When it comes to international trade, one doesn’t typically think of small businesses and immigrant communities.
But the untapped potential of those two demographics is the focus of a U.S. Small Business Administration conference in Seattle on Wednesday and Thursday. The effort, in conjunction with Greater Seattle Partners, a public-private economic development corporation, the Port of Seattle and state Department of Commerce, seeks to help local Korean American businesses find new opportunities to sell back to Korea.
This is the first in-person event anywhere in the nation by the SBA to jump-start small business exports among diaspora communities. An earlier virtual event focusing on Colombia and Latin America was much smaller.
The SBA centered on Korean Americans in Seattle for a variety of reasons. This region boasts one of the largest Korean American populations in the U.S. There are many prominent Korean American political leaders here, including former City Council member Martha Choe, Port of Seattle Commissioner Sam Cho and former Deputy Mayor Hyeok Kim. More than 40,000 people in the Seattle-Tacoma-Bellevue area were born in Korea.

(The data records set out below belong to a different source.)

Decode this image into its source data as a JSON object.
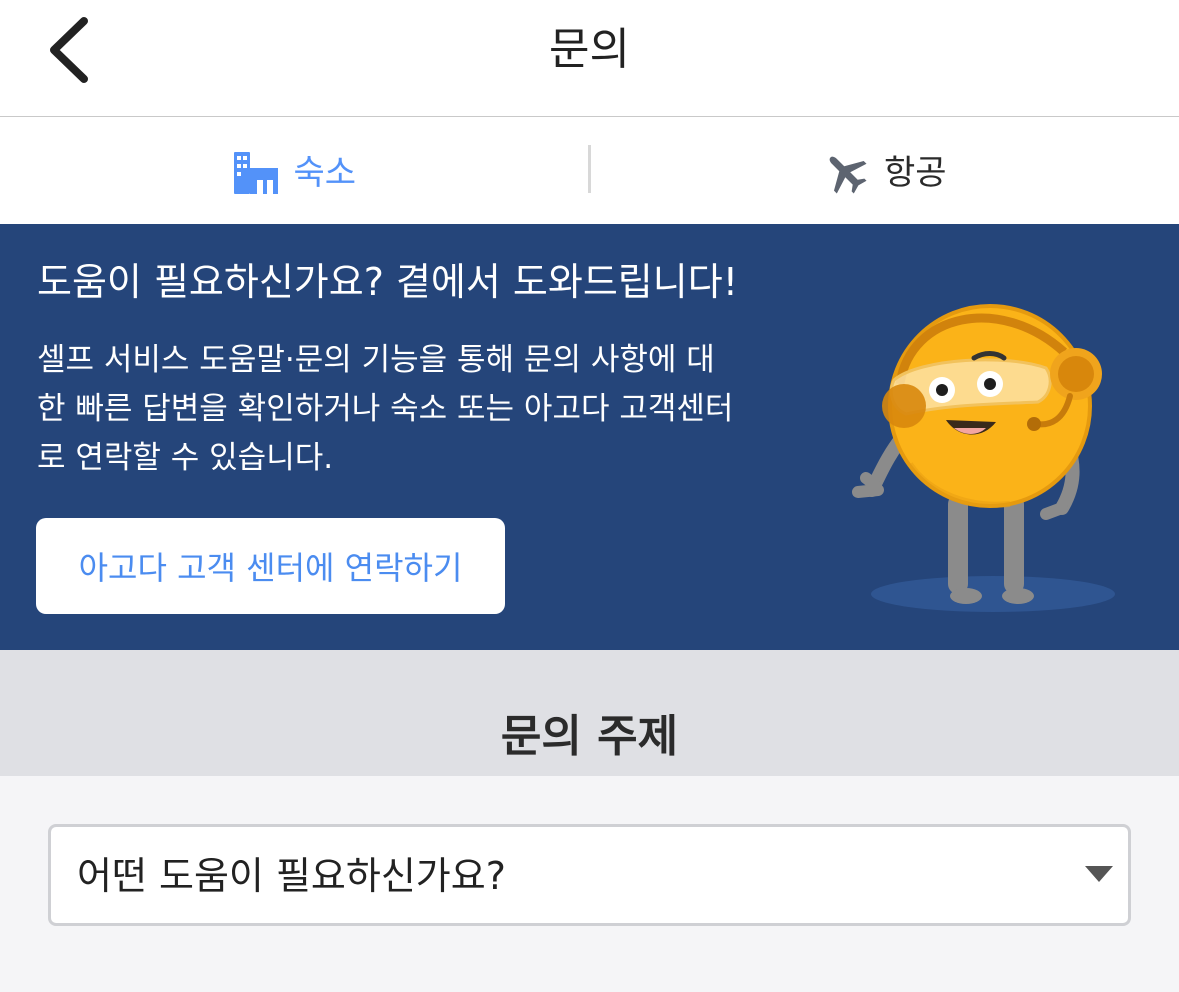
{
  "header": {
    "title": "문의",
    "back_icon": "chevron-left-icon"
  },
  "tabs": [
    {
      "label": "숙소",
      "icon": "hotel-building-icon",
      "active": true
    },
    {
      "label": "항공",
      "icon": "airplane-icon",
      "active": false
    }
  ],
  "banner": {
    "title": "도움이 필요하신가요? 곁에서 도와드립니다!",
    "body_lines": [
      "셀프 서비스 도움말·문의 기능을 통해 문의 사항에 대",
      "한 빠른 답변을 확인하거나 숙소 또는 아고다 고객센터",
      "로 연락할 수 있습니다."
    ],
    "button_label": "아고다 고객 센터에 연락하기",
    "illustration": "customer-support-mascot",
    "background_color": "#25457a"
  },
  "topic": {
    "title": "문의 주제",
    "select_value": "어떤 도움이 필요하신가요?",
    "arrow_icon": "triangle-down-icon"
  },
  "colors": {
    "accent": "#5392f9",
    "banner": "#25457a",
    "section_gray": "#dfe0e4"
  }
}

South Korea exported more than $4.5 billion to the Seattle region last year, mainly automotive and industrial products. In turn, we exported more than $2 billion to South Korea — primarily agriculture, aerospace and industrial machinery products.
The SBA wants to help lower export barriers for Korean American small businesses. By accessing loans and grants, Korean American businesses could translate websites or pay for trade-show visits.

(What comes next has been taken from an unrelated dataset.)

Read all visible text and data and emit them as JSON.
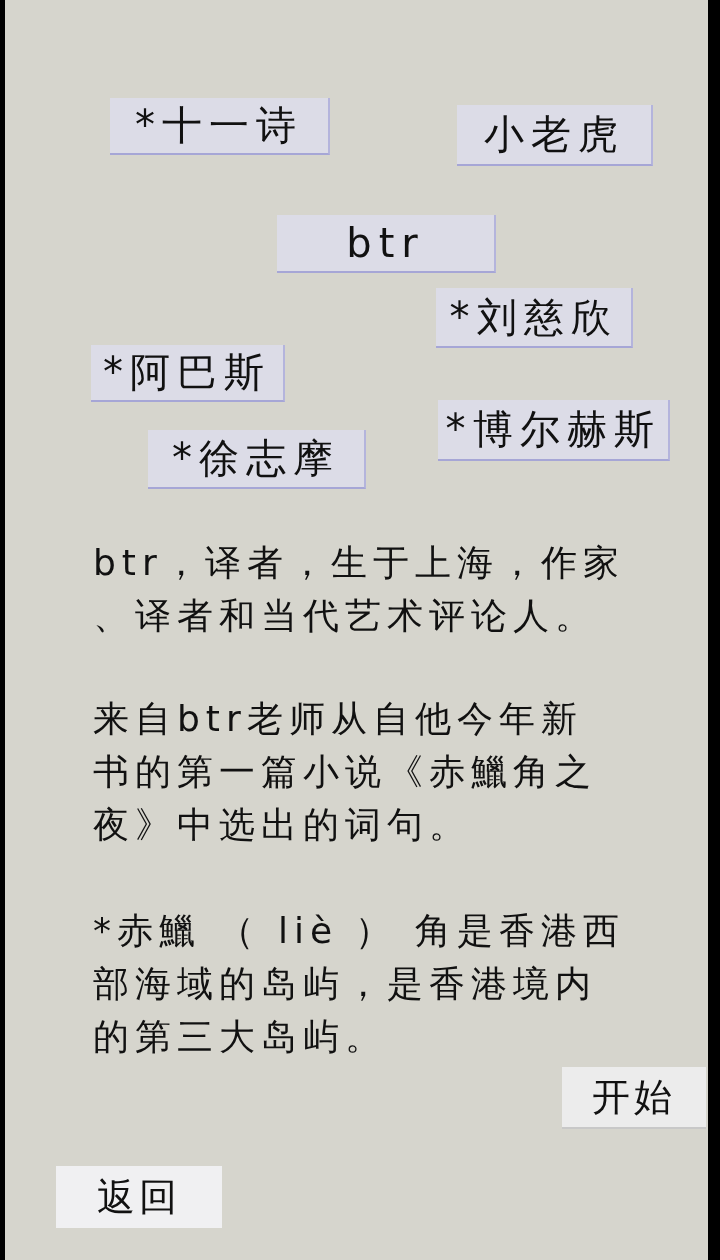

Boosting exports and reducing trade barriers “would be a boon to the state, particularly at a time when we are experiencing inflation and are trying to stave off an economic slowdown,” according to SBA documents.
While only 13.2% of the U.S. population are first-generation immigrants, they represent 20.6% of all U.S. business owners. It makes sense to help them sell back to their former compatriots on e-commerce and other platforms. That can only benefit the economy for all Americans.

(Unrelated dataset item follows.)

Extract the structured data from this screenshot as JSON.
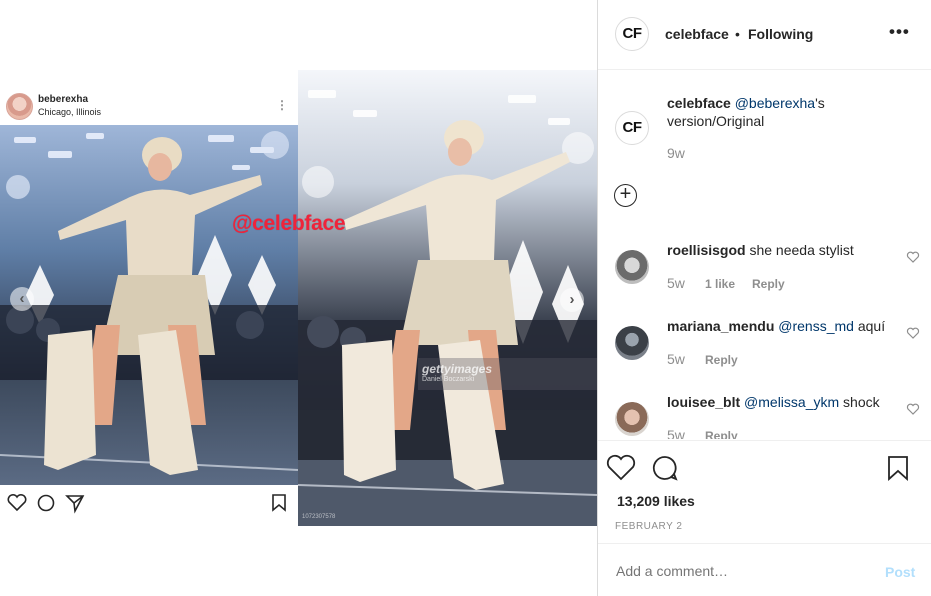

Setting the event in a Pacific Rim city like Seattle has clear geopolitical ramifications as well. As China threatens Taiwan and tensions mount, the strengthening of ties between the U.S. and South Korea shows another way — friendly relations that go beyond diplomacy and big business to benefit small expat retailers and entrepreneurs.
The SBA considers this week’s event to be a “down payment” on further local economic development for Seattle’s diaspora community. If successful, the dividends could create new jobs, strengthen ties between nations, and provide a bright alternative to the bleakness of conflict and fear.